Ils burent le lait de l'amitié en parlant comme s'ils s'étaient toujours connus. Le jeune prince fascina le Blanc par son élégance et sa vivacité d'esprit. « Il serait né à Timbo, il serait déjà Almaami », se dit-il. Il sentait derrière sa voix lente, légèrement chantonnante, quelqu'un de lucide et de déterminé. Tout chez lui— le regard, le geste, la diction et le port — disait la naissance et le goût, la noblesse et la distinction. Un prince, un vrai, tel qu'il en existait encore dans cette Afrique-là : les traits fins, l'esprit subtil, la souplesse féline et la taille élancée de ses pères peuls ; le teint foncé, le sourire lumineux, la prestance et le caractère fougueux de ses mères mandingues.
« Celui-là, se dit Sanderval, toutes les princesses du Fauta doivent en rêver comme époux. »
Puis l'homme rebondit brusquement sur ses jambes et tendit de nouveau la main :
— Maintenant, je dois partir ! C'est dommage de se parler si vite !

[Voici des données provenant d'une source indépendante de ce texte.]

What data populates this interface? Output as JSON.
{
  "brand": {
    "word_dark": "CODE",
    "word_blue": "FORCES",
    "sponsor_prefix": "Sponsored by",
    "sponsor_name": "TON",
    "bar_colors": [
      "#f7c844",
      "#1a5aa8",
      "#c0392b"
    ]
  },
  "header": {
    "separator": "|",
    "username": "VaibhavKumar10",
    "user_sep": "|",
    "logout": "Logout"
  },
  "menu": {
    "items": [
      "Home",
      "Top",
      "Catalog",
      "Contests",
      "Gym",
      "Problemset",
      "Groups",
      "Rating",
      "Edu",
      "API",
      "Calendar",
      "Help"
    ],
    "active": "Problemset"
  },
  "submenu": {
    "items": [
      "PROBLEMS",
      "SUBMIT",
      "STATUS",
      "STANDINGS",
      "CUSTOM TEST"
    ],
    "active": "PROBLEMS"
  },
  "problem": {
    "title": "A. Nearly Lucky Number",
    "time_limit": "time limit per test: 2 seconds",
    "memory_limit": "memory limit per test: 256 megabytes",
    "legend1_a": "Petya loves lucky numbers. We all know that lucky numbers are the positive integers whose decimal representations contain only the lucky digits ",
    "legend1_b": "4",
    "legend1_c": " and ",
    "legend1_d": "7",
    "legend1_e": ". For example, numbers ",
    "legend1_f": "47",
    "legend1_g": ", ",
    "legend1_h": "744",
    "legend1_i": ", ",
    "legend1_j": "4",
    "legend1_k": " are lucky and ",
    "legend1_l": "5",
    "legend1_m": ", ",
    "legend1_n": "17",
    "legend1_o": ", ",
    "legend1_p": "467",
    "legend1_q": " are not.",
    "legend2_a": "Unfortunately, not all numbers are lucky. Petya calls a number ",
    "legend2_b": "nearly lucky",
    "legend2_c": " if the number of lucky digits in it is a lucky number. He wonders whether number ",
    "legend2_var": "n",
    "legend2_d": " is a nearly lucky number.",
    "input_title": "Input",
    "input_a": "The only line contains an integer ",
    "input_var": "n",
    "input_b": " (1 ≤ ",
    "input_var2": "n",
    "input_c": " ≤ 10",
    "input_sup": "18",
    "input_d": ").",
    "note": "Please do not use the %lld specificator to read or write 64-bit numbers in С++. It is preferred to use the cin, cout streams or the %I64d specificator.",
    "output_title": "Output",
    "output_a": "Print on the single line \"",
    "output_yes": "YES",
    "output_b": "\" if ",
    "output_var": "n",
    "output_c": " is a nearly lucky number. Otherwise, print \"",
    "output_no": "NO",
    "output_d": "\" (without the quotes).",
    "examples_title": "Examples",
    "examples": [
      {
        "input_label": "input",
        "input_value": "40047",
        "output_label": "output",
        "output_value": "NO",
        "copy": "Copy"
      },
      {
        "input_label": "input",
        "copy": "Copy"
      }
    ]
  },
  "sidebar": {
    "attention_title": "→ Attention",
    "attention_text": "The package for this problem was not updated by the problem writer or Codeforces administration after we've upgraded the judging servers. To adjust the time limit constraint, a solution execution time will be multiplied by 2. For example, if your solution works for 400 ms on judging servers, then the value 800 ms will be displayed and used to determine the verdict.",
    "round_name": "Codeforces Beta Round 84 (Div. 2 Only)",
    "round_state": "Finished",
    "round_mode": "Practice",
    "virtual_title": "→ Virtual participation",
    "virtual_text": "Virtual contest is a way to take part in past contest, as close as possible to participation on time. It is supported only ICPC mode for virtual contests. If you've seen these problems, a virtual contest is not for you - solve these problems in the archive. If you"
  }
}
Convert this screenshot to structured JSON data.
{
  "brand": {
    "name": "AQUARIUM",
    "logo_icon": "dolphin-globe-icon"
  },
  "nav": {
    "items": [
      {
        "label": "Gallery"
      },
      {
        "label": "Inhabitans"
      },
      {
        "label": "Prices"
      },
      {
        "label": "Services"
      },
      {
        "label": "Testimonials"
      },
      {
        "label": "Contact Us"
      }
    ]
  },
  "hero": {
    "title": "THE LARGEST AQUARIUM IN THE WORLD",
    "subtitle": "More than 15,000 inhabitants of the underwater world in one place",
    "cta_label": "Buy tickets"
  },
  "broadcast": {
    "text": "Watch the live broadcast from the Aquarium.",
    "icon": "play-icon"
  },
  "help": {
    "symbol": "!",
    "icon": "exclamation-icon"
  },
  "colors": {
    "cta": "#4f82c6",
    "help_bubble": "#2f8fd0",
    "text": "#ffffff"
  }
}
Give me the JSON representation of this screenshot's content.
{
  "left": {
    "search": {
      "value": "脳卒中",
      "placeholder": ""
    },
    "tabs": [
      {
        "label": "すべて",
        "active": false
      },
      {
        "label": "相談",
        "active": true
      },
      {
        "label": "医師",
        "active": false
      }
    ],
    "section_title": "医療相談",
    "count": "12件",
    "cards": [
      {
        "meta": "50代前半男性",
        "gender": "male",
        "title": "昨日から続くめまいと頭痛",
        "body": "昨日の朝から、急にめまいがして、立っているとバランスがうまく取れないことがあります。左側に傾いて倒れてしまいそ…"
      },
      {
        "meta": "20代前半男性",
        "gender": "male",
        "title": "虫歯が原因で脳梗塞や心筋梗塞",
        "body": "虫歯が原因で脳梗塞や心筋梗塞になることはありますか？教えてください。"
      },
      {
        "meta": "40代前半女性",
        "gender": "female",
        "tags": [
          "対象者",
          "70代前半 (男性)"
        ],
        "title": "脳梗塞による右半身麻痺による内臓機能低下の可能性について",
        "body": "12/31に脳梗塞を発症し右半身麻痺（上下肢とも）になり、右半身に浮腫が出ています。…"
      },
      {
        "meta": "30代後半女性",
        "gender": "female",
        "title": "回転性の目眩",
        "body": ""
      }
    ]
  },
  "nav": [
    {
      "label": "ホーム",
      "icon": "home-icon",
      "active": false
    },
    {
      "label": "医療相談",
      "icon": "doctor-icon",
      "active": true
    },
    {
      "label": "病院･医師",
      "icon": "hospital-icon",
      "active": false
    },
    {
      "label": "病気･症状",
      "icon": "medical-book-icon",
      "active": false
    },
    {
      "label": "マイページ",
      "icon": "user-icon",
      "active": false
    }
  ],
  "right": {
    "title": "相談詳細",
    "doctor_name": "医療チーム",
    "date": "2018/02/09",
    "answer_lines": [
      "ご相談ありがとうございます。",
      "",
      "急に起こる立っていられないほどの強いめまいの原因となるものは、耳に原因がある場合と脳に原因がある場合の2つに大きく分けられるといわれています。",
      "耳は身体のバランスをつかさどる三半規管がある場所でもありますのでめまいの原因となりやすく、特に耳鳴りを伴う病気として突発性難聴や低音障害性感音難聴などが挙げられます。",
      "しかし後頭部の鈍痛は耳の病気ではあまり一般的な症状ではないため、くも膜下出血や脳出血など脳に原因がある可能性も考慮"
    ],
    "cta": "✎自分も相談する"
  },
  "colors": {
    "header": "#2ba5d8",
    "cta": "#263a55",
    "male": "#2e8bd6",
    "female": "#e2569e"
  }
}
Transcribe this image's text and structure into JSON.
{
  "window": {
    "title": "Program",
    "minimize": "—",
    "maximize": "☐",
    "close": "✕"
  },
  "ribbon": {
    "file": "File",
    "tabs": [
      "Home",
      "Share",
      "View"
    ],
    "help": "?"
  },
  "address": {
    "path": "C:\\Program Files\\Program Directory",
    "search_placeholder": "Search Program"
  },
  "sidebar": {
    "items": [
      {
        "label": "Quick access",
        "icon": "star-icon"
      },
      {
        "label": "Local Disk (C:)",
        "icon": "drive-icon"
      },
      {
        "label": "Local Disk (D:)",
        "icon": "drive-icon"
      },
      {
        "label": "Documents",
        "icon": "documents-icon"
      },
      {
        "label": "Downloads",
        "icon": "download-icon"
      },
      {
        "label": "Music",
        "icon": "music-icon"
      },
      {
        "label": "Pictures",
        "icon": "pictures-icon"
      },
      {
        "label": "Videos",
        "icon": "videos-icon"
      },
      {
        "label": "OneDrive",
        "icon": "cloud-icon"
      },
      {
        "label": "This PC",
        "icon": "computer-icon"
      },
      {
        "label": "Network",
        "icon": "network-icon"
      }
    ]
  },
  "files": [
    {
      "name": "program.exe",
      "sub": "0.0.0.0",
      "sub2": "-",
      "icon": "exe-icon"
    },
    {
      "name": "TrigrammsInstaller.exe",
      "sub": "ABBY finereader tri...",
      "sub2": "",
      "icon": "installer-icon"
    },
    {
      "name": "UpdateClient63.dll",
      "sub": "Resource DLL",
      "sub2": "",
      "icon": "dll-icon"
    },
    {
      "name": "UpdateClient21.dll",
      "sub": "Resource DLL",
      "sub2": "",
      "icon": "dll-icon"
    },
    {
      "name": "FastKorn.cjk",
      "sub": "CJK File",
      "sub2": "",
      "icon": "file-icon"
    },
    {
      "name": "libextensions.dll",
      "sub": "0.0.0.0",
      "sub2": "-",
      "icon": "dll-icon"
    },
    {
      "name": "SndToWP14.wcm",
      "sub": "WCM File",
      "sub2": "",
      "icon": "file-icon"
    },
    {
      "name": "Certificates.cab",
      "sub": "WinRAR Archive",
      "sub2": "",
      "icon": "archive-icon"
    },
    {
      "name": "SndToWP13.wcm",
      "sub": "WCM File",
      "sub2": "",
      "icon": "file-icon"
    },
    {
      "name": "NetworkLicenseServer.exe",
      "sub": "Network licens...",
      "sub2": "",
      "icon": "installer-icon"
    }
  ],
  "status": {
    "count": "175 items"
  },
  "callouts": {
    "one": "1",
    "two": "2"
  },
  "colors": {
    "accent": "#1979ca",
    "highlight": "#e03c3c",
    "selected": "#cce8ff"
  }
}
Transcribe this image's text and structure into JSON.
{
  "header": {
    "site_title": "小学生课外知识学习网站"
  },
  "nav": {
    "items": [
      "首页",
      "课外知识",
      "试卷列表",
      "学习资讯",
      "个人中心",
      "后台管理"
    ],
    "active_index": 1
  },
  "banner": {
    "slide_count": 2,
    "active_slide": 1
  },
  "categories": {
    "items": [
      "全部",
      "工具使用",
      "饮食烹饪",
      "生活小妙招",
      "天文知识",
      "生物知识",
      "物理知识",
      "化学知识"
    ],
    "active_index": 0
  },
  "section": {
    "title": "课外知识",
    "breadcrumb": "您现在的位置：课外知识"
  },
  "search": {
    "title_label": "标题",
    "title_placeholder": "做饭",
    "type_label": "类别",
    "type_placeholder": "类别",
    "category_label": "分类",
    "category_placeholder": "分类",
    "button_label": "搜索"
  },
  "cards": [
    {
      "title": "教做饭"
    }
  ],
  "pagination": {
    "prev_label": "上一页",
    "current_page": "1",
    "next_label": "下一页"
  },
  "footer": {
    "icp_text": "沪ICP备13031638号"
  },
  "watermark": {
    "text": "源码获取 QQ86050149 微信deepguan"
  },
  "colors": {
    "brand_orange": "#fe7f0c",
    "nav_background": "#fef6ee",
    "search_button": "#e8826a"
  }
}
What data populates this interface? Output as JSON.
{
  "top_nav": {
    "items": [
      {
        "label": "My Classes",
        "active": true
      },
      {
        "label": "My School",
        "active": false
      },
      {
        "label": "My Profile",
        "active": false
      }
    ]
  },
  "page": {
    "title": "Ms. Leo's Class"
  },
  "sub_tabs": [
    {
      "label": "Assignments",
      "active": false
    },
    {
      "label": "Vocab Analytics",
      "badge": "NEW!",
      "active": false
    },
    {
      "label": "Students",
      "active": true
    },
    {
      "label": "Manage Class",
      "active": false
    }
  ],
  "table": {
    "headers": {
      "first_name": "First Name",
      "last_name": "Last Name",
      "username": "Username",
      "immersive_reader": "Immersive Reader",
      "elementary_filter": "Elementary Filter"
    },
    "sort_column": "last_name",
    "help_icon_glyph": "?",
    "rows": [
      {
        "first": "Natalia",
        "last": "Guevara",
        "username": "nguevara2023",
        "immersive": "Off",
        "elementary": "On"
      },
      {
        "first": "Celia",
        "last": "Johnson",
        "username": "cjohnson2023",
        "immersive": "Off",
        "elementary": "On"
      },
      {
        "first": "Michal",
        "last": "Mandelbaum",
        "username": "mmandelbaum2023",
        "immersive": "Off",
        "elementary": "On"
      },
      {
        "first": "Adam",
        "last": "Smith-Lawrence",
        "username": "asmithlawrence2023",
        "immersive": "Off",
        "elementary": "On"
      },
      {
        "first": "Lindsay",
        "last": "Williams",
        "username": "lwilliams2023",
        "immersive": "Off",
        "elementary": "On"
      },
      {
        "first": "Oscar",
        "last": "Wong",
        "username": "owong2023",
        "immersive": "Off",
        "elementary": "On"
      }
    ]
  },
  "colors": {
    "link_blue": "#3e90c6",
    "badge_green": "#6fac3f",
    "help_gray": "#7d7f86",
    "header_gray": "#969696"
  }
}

Mais on se reverra sûrement. Dieu nous a mis l'un sur le chemin de l'autre, Dieu ne nous séparera plus. Si le malheur te touche, n'hésite pas, appelle Alfa Yaya ! Il chevaucha un moment, puis se retourna pour héler le Blanc :
— A Timbo, mets-toi sous la protection de Bookar-Biro. Il est le neveu de l'Almaami, et mon meilleur ami.
— Au revoir, prince ! Merci pour tout !
— Va en paix, Yémé ! Et méfie-toi des gens de Timbo, surtout du dénommé Diogo Moodi Makka, c'est le Premier ministre de l'Almaami et c'est le plus redoutable de tous !

Note
1. Porto (pluriel Portooɓe) : le nom par lequel les Peuls désignent les Européens.